After quality control, mRNA was enriched from total RNA using oligo (dT) beads and then the cDNA library was constructed with NEBNext Ultra II DNA Library Prep Kit for Illumina (New England Biolabs, E7645S) according to the manufacture’s protocol. The final cDNA library concentration was first quantified using a Qubit 2.0 fluorometer (Life Technologies), and then diluted to 1 ng/μL before checking insert size on an Agilent 2100 and quantifying to greater accuracy by quantitative PCR (library activity > 2 nM).

Assembly and gene annotation

The raw data from Illumina NovaSeq were transformed to sequenced reads by base calling. The raw reads were processed through in-house perl scripts by removing reads containing adapter or ploy-N, and low quality reads to obtain clean reads. Q20, Q30, GC-content and sequence duplication level of the clean data were calculated for quality control. Then the clean reads were assembled with the Trinity software [73] for de novo transcriptome assembly, as no reference genome of tiger barb was released up to now. Hierarchical clustering analysis was carried out with Corset software [74] to remove redundancy, and to separate contigs where existing different expression patterns between samples. The transcripts of a gene might be from alternative splicing, alleles, homologs, orthologs and different copies of a gene according to the Trinity, so the longest transcripts of each cluster were selected as unigenes as officially recommended by Trinity.
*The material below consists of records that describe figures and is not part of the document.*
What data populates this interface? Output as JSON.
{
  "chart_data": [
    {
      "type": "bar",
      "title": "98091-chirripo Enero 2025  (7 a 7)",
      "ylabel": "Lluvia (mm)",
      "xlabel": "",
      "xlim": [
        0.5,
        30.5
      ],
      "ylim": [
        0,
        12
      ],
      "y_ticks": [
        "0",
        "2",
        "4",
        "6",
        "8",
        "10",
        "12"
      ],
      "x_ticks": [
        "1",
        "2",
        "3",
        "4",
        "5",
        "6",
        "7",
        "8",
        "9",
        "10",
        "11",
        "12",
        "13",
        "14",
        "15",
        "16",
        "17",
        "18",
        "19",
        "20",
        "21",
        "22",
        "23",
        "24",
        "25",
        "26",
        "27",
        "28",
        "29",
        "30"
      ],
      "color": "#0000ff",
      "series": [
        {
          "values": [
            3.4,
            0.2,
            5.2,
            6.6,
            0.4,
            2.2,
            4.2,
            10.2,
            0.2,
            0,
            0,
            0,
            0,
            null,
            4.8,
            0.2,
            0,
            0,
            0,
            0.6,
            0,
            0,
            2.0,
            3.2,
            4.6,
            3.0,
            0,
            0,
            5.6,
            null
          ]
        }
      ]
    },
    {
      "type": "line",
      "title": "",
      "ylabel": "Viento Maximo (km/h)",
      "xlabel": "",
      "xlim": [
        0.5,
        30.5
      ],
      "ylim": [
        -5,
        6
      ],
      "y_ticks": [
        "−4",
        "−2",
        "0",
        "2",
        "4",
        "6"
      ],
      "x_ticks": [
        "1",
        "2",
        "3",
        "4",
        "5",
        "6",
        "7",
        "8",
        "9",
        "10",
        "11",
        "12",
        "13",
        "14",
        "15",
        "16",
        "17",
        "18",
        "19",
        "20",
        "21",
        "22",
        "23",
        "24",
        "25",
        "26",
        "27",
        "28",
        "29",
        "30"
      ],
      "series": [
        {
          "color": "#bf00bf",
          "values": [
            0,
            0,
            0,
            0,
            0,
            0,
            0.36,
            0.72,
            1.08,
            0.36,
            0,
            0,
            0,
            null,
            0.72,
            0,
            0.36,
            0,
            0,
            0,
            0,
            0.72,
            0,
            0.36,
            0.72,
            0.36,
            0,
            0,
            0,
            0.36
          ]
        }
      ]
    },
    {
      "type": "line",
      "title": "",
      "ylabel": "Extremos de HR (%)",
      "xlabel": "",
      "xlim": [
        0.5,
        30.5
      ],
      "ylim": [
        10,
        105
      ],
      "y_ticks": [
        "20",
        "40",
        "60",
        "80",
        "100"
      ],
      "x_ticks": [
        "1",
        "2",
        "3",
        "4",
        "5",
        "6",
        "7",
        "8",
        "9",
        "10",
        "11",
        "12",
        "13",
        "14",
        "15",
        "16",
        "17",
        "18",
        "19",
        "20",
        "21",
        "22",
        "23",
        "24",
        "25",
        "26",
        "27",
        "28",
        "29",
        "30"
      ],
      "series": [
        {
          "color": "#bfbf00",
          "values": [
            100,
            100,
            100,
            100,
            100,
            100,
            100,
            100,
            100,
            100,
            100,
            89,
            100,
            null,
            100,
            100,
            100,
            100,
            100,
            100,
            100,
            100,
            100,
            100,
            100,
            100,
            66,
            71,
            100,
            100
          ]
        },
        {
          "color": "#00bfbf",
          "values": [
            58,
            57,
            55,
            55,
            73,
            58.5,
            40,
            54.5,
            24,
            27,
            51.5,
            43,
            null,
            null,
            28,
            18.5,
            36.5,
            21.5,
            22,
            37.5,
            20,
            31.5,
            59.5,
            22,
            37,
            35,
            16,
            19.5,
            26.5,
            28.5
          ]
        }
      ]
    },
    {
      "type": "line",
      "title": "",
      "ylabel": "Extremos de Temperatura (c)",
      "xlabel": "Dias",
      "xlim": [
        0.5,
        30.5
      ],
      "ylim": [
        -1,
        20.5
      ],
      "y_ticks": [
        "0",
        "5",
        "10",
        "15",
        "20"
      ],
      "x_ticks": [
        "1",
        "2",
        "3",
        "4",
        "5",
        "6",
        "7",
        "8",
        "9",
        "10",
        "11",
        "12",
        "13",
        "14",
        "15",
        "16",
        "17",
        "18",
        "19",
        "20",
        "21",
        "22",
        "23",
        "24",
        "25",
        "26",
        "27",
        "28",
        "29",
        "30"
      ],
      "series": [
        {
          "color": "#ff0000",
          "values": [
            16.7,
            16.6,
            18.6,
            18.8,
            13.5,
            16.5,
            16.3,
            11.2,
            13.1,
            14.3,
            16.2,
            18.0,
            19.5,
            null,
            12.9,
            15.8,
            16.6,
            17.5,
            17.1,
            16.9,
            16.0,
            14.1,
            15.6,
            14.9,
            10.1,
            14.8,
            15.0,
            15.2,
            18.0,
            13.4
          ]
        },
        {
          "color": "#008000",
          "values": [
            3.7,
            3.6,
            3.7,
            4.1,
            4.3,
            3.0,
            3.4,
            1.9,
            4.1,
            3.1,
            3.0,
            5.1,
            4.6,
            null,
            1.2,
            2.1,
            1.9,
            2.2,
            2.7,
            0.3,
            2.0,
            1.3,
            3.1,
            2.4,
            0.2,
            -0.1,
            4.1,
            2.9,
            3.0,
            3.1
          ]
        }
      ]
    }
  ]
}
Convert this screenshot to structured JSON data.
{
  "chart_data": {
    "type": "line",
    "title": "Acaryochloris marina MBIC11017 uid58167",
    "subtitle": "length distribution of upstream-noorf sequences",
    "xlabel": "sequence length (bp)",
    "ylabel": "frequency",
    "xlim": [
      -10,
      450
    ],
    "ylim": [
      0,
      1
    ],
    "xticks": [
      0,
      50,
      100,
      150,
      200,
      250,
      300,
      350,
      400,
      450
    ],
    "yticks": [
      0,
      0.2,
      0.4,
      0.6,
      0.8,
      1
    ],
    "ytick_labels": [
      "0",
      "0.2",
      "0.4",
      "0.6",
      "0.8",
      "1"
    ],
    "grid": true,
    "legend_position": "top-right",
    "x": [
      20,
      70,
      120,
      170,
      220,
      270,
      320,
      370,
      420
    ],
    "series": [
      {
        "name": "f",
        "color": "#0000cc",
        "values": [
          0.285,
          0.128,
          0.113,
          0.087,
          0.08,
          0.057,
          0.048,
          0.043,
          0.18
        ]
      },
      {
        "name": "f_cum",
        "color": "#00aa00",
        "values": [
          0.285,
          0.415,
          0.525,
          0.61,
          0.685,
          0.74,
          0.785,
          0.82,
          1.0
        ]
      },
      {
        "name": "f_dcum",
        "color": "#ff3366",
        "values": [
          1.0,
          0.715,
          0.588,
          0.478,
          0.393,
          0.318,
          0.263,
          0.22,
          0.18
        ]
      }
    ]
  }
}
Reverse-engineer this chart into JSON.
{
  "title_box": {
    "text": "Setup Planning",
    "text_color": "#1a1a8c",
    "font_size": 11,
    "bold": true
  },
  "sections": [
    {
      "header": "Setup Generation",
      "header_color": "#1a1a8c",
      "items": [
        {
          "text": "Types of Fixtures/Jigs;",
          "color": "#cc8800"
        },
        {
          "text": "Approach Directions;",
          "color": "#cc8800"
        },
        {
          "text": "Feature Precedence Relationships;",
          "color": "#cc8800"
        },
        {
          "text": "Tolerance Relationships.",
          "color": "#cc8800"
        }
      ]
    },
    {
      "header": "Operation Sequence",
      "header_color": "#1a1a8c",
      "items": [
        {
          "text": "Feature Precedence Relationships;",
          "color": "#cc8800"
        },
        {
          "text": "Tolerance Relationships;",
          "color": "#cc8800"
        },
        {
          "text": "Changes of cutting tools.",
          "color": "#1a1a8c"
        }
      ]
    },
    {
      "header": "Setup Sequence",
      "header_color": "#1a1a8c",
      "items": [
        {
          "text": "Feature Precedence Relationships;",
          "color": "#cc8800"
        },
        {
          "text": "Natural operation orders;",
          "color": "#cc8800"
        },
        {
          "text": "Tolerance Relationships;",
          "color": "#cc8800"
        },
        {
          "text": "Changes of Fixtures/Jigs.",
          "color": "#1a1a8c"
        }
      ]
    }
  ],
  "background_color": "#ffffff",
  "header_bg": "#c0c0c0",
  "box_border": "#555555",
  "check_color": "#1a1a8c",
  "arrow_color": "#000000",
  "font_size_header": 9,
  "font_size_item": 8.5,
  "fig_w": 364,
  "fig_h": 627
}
CEGMA (Core Eukaryotic Genes Mapping Approach, http://korflab.ucdavis.edu/dataseda/cegma/) and BUSCO (Benchmarking Universal Single-Copy Orthologs, http://busco.ezlab.org/) notation assessment were applied for the integrity evaluation of the transcriptome assembly.

To achieve comprehensive gene functional annotation, we performed BLAST analysis against seven databases (Supplementary Table 3), including Nr, Nt, SwissProt, Pfam, GO, KOG and KEGG were applied by the Blast2GO, KAAS, Diamond and NCBI BLAST softwares.

DEG analysis for GO and KEGG enrichment

De novo transcriptome assembled in the study was used as a reference. The reads were mapped according to reference transcriptome with RSEM [75]. FPKM value was used to account the effects of both sequencing depth and gene length oncounting of fragments. Thus the data was standardized for estimating gene expression levels with FPKM value. For DEG analysis between control and cold stress groups in multi-tissues, the DESeq software [76] was applied based on readcounts (from gene expression level analysis, Padj < 0.05). GO enrichment analysis of differently expressed genes (DEGs) was conducted with GOseq [77] based on Wallenius non-central hyper-geometric distribution. KEGG pathway enrichment analysis of DEGs was conducted via KOBAS software [78]. The software information including version and parameters was given in Supplementary Table 4.

qPCR validation of selected differently expressed genes

For validation, the 1st-strand cDNA of brain, gill, liver and muscle tissue of five fish under 27 °C, 23 °C, 19 °C, 15 °C and 13 °C stress was synthesized via PrimeScript RT reagent Kit with gDNA Eraser (TaKaRa, RR047) based on the manufacture’s protocol. The gene-specific primers of differently expressed genes HSP70, CRIBP, TULP4, WWP2, PPARD, CUL9, USP4 and reference gene βACTIN were designed according to Primer3web (http://primer3.ut.ee/) (Supplementary Table 5). The βACTIN gene sequence identification and stability evaluation was conducted previously (data unpublished). Quantitative real-time PCR (qPCR) was conducted using Talent qPCR PreMix with SYBR GREEN I (Tiangen, FP209) on an ABI FastOnePlus machine (Applied Biosystems). A two-step program method was performed as following: 95 °C 3 min; 40 cycles of 95 °C for 5 s and 60 °C for 30 s. After the program melting curve analysis was done. The data was analyzed using 2-△△Ct relative quantification method [79] with βACTIN as inner control. All the experiment was conducted in triplicates. qPCR data was analyzed by StepOne software (version 2.3) with P < 0.01. The significance was calculated by one-way ANOVA and post-hoc test with S-N-K and Tukey methods.